Девочка... Застенчивая и до болезненности самолюбивая, избегающая шумных компаний и готовая всегда постоять за себя, впечатлительная, дикая и доверчивая... Именно такою запомнил её Иван Иванович Шувалов, впервые увидев в доме Михаила Воронцова, где она жила и воспитывалась с ранних лет. Тогда ей было не восемнадцать, а намного меньше, когда она садилась на колени своей крестной — императрицы Елизаветы Петровны и была безмерно счастлива, болтая с нею без умолку по-французски.
И с Шуваловым она, вопреки своей непредсказуемости и колючести, неожиданно сошлась быстро и крепко. Оказалось, что сия девица с неброскою внешностью, напрочь лишённая свойственной её подругам грациозности и миловидности, к пятнадцати годам уже прочитала целую гору книг и собрала свою библиотеку из девяти сотен томов!
Кому же она могла признаться так открыто, так искренно, рассчитывая на полное понимание, как не Ивану Ивановичу:
— Никогда драгоценные украшения не доставляли мне больше наслаждений, чем мои книги. И надо думать, не составят и в будущем — в моей взрослой жизни.
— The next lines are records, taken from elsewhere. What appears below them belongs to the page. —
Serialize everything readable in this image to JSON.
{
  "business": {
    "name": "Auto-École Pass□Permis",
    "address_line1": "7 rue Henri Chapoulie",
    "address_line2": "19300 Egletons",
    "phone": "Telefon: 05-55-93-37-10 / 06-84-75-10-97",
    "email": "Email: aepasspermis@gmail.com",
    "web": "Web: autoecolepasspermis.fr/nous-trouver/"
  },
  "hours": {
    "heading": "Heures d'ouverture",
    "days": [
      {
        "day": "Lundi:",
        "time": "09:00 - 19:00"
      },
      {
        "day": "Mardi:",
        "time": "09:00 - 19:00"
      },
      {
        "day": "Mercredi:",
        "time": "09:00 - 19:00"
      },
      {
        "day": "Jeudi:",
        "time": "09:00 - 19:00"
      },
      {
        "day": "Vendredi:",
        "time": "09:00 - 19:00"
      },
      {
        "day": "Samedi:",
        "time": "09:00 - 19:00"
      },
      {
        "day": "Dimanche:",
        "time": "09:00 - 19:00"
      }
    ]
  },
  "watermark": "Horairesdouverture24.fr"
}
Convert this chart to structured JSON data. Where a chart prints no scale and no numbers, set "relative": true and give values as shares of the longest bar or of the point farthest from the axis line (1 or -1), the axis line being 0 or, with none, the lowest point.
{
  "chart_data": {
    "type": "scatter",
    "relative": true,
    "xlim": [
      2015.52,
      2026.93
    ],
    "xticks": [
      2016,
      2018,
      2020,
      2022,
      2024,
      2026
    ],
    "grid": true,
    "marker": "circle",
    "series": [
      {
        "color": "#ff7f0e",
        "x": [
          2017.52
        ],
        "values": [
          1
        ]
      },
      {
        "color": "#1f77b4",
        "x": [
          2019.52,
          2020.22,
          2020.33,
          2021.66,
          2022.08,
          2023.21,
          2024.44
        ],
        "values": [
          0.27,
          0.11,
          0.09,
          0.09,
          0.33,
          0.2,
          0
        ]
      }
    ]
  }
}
Мало того что Иван Иванович сам привозил ей в воронцовский дом всё новые и новые книги на французском языке, которые он регулярно выписывал для себя из Парижа, он стал ей посылать их посылками, когда Дашкова уезжала на лето в деревню.
Как развила, как обогатила она свой пылкий и пытливый ум чтением, как укрепила и умножила сознание своей внутренней силы и высоких нравственных задатков! Потому её душа с самых ранних лет искала того, кто мог бы её понять, разделить её чувства, слиться неразрывно душою и мыслями.
Отзвук тому, что жило в её голове и сердце, она неожиданно, как показалось ей, счастливо нашла в тогда ещё великой княгине Екатерине, которая однажды приехала в воронцовский дом с императрицею Елизаветой Петровной. И тогда же она решила всегда быть с нею рядом, отдать ей всю свою душу.